I was a proud member of the Committee on Homeland Security's task force on combatting terrorists and foreign fighter travel. The task force bipartisan report, which was a culmination of 6 months of investigative activities, contained many troubling findings related to the ease with which foreign fighters from Visa Waiver Program- participating countries could seek entry into the United States.
Of the estimated 30,000 foreign fighters that we are aware of, at least 4,500 hold western passports. This is made even more alarming by the fact that 30 of the 38 Visa Waiver Programs are in Europe.

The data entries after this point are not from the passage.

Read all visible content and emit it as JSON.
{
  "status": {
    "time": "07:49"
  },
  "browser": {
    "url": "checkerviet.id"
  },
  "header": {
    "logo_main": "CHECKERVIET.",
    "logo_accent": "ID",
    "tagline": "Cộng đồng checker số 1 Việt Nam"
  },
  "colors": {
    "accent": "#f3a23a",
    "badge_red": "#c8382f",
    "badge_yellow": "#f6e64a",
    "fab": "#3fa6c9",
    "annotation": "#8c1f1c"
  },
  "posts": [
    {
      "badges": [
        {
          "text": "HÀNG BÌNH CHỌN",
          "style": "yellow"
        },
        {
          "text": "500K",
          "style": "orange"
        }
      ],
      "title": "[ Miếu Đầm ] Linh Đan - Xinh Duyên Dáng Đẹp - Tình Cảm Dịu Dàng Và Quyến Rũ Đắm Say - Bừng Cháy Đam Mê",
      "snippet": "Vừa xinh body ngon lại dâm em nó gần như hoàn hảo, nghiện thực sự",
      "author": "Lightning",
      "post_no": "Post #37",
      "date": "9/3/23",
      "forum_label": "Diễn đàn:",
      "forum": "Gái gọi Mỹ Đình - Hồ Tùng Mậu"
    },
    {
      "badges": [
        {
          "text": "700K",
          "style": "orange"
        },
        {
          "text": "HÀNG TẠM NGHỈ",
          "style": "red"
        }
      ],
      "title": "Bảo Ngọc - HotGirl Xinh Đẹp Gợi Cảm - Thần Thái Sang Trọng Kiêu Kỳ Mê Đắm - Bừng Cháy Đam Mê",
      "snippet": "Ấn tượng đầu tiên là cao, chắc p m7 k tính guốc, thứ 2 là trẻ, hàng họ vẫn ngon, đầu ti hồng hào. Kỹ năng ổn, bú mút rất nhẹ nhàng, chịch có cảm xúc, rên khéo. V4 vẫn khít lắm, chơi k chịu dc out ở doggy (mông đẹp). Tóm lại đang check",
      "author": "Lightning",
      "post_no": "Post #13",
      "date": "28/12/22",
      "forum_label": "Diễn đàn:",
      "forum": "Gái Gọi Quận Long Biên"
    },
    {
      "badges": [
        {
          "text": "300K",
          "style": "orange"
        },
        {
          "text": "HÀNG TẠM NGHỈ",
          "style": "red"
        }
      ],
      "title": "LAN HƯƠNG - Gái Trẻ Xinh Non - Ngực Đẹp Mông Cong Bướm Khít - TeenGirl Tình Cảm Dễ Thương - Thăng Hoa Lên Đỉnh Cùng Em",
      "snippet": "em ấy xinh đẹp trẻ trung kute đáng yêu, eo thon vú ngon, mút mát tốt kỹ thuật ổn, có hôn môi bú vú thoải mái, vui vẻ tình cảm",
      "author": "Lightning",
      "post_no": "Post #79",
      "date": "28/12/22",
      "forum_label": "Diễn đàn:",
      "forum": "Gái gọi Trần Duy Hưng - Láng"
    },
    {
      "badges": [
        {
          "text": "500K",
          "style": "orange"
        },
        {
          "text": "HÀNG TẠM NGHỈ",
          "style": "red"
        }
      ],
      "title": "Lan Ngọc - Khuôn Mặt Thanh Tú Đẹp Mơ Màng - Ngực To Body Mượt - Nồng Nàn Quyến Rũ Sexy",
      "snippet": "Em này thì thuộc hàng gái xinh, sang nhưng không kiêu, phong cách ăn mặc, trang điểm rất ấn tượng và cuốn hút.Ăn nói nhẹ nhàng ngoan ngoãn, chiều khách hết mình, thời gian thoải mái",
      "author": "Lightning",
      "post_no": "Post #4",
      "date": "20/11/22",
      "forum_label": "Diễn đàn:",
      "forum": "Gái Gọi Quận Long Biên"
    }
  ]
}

I am pleased that this legislation that we are considering today takes [[Page H9058]] steps to address many of the task force's findings related to this program. The bill prohibits individuals that travel to Iraq and Syria from using the program. It requires termination of a participating country for failing to screen against INTERPOL's criminal and terrorism databases. It authorizes the Secretary of Homeland Security to suspend participating countries when it is determined that they pose a high risk to the national security of the United States.
ISIS has better resources and is more brutal and more organized than any terrorist organization to date. We must use all the tools at our disposal to defeat them. I am particularly pleased that this bill recognizes the need to continually update and secure the Electronic System for Travel Authorization, or ESTA, a key task force recommendation.

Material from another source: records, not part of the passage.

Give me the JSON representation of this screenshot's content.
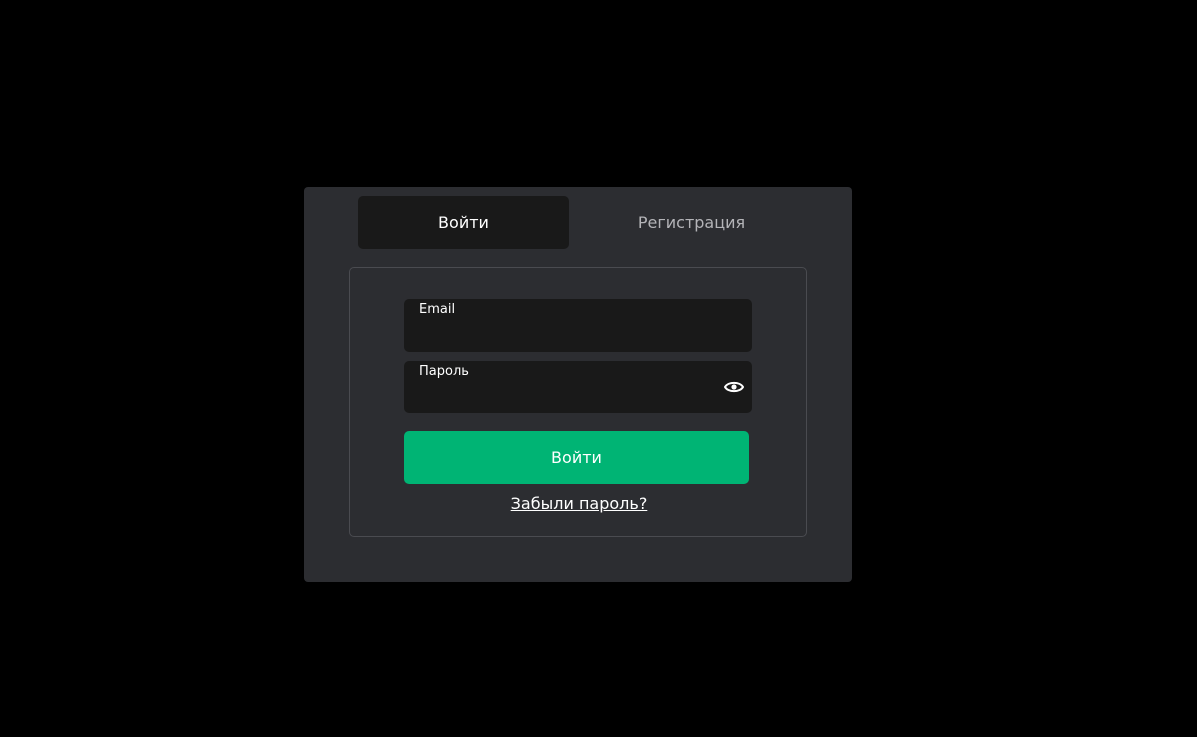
{
  "tabs": {
    "login_label": "Войти",
    "register_label": "Регистрация"
  },
  "form": {
    "email_label": "Email",
    "email_value": "",
    "password_label": "Пароль",
    "password_value": "",
    "password_toggle_icon": "eye-icon",
    "submit_label": "Войти",
    "forgot_label": "Забыли пароль?"
  },
  "colors": {
    "background": "#000000",
    "modal": "#2c2d31",
    "field": "#191919",
    "accent": "#00b474"
  }
}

As part of this effort, we must leverage new and innovative technologies. The bill requires the Secretary of Homeland Security to explore opportunities to incorporate technology into ESTA that will detect deception and fraud.
A number of promising deception detection technologies have been developed, including one developed at the University of Arizona in my district. Deception can be difficult to detect when you are interviewing an individual face to face. It is even more difficult to detect the deception in online forums like ESTA uses.
The technology developed at the University of Arizona called Neuro- Screen identifies typing, scrawling, and other computer-use patterns to capture motor nervous system signals associated with deceptive and suspicious behavior. We must leverage technology, such as Neuro-Screen, to enhance screening programs like ESTA.
Mr. Speaker, we all want to ensure that people from around the world can travel here to experience all the wonders and the freedoms of the United States. As we welcome travelers here, we must do so in a way that keeps us safe.
That is why I support H.R. 1158. I urge all our Members to support this thoughtful bipartisan legislation.